Holbrooke is prepared to err on the side of Pakistani engagement. How, after all, can you build local capacity unless you ask people to take responsibility? More to the point, this is what it means to incorporate development assistance into larger foreign-policy goals: If Obama is to overcome the terrible failure of trust with Pakistan, he must not treat Pakistanis as hapless objects of American charity. Pakistan, as the State Department official noted, "has forced a serious re-evaluation of the relevance of aid to our foreign-policy objectives."

Whatever the United States was doing before didn't work for Pakistan, and didn't work for America. Clearly, it's time to try something else. The danger, though, is that Holbrooke will find a way of helping the U.S. image in Pakistan, and thus advance key national security goals, without really producing change inside the country. Perhaps, therefore, Pakistan should force the United States to re-evaluate aid policy even further. Wendy Chamberlin, a former U.S. ambassador to Pakistan, argued in a recent op-ed that aid will continue to fortify Pakistan's deeply entrenched elites unless the United States finds an entirely new way of delivering it; she proposed inviting a wide array of groups and individuals to bid for aid projects, much as the Obama administration is now doing in the education world with its $4.3 billion grant program known as Race to the Top.

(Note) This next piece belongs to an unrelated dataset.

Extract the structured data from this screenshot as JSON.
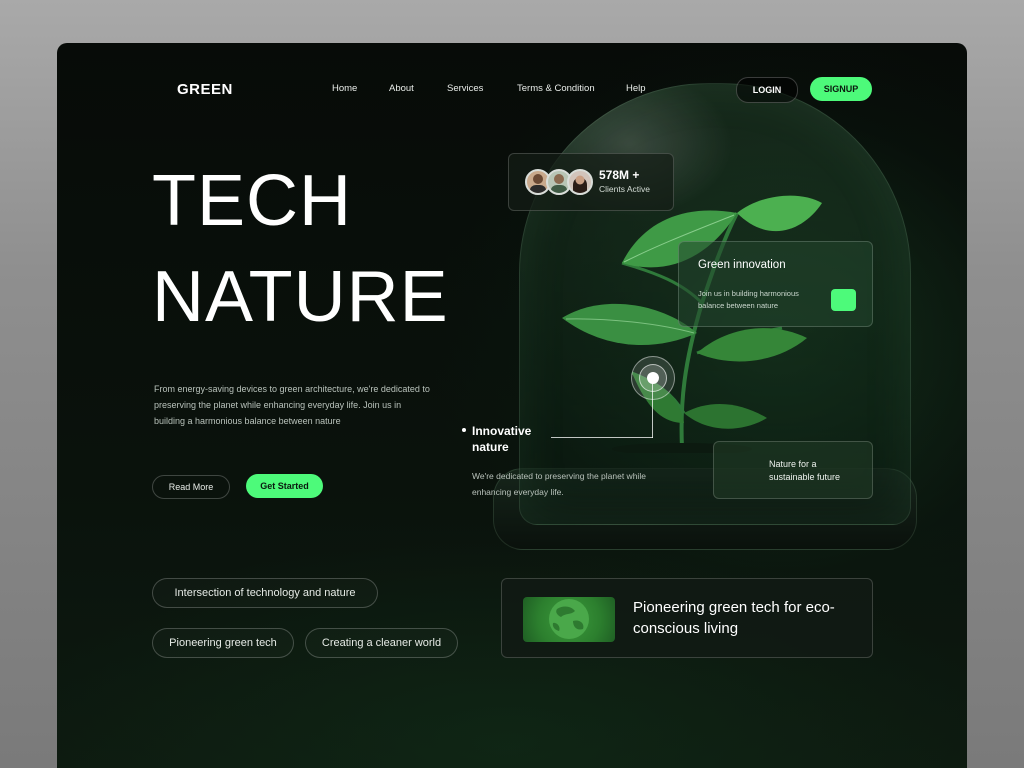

A more far-reaching proposal comes from the Center for Global Development, a Washington think tank that has proposed (pdf) that funders sign contracts with recipient states in which both sides agree on a specific desired outcome -- say, increasing the reach of basic health services by a fixed percentage -- and then the donor leaves the government wholly free to reach the outcome in any way it sees fit. The donor begins to pay only when the government begins to show results. (A mutually-agreed-upon third party audits the recipient's progress.) "Cash on delivery aid," as authors Nancy Birdsall and William D. Savedoff have dubbed the idea, offers accountability for donors, autonomy for recipients, and transparency for citizens of both countries. A corrupt or incompetent government -- Pakistan's, for example -- could fail to hold up its end of the bargain. But are Americans really prepared to hand over scarce resources to such a state -- even if doing so helps their image?